Cauchemar
Ce soir, la nuit est dense et sombre. Mes oreilles prennent le pas sur mes yeux devenus aveugles. Il faut bien s’orienter dans cette noirceur terrifiante. Les petits bruits de la forêt foisonnent autour de moi. Je flippe mais moins que je n’angoisse à espérer le retrouver sain et sauf.
Allez, cherche! Cours! Crie! Fais quelque chose bon dieu! Il est là quelque part, dans ce cauchemar. Un hululement de chouette, un piaillement d’oiseau, le glissement furtif d’un écureuil sur une branche, j’entends tout! Sauf lui.
Quel est ce battement? Mon coeur? Mes tempes? Ma vie? Mais qu’importe ma vie si je ne le retrouve pas! Et puis, enfin, j’entends! J’entends le plus horrible des cris! Un hurlement animal de douleur, de torture, dans lequel je reconnais sa voix. Nooon!

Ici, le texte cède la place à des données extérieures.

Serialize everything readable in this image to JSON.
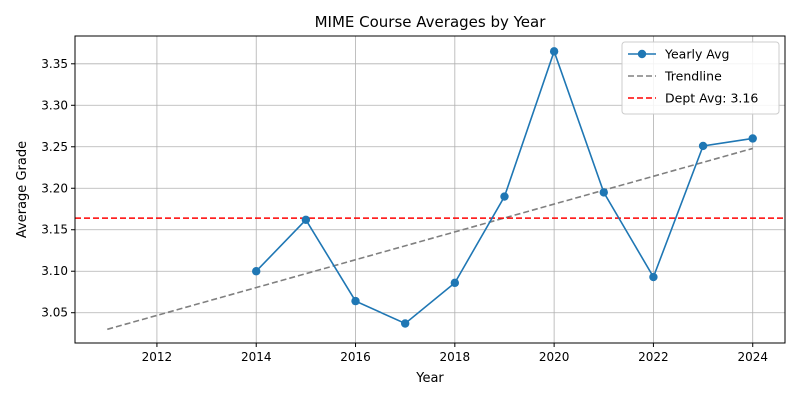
{
  "chart_data": {
    "type": "line",
    "title": "MIME Course Averages by Year",
    "xlabel": "Year",
    "ylabel": "Average Grade",
    "xlim": [
      2010.35,
      2024.65
    ],
    "ylim": [
      3.0135,
      3.3835
    ],
    "xticks": [
      2012,
      2014,
      2016,
      2018,
      2020,
      2022,
      2024
    ],
    "yticks": [
      3.05,
      3.1,
      3.15,
      3.2,
      3.25,
      3.3,
      3.35
    ],
    "grid": true,
    "legend_position": "top-right",
    "series": [
      {
        "name": "Yearly Avg",
        "style": "solid-with-markers",
        "color": "#1f77b4",
        "x": [
          2014,
          2015,
          2016,
          2017,
          2018,
          2019,
          2020,
          2021,
          2022,
          2023,
          2024
        ],
        "y": [
          3.1,
          3.162,
          3.064,
          3.037,
          3.086,
          3.19,
          3.365,
          3.195,
          3.093,
          3.251,
          3.26
        ]
      },
      {
        "name": "Trendline",
        "style": "dashed",
        "color": "#808080",
        "x": [
          2011,
          2024
        ],
        "y": [
          3.03,
          3.248
        ]
      },
      {
        "name": "Dept Avg: 3.16",
        "style": "dashed-horizontal",
        "color": "#ff0000",
        "y": 3.164
      }
    ]
  }
}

Je m’extirpe de ma paralysie et vole vers ce cri odieusement cruel. Non, mon petit, mon enfant! Il a à peine sept ans! Mais que m’est-il passé par la tête lorsque je lui ai proposé d’aller camper! Moi, la fille des villes, moi qui ne suis jamais allée plus loin que la nature de mon jardin. Je l’entends encore! Je devine un « maman » de désespoir!
- Oh tiens bon, mon coeur, mon ange. Sois courageux, j’arrive!
J’arrive. Oui mais trop tard. Le silence, pesant et angoissant, reprend possession de la forêt. La bête immonde s'est éloignée au rythme de mes pas. Peu m’importe où elle se cache, mon trésor est là. Je le distingue sous la clémence de la lune qui m’offre son clair. Il est allongé sur un lit de feuilles mortes. Son blouson cache sa face. Son short est lacéré de toute part, ses jambes, potelées, minuscules ne sont que charpies. Il saigne. Il se vide même!. Je tremble. J’espère encore.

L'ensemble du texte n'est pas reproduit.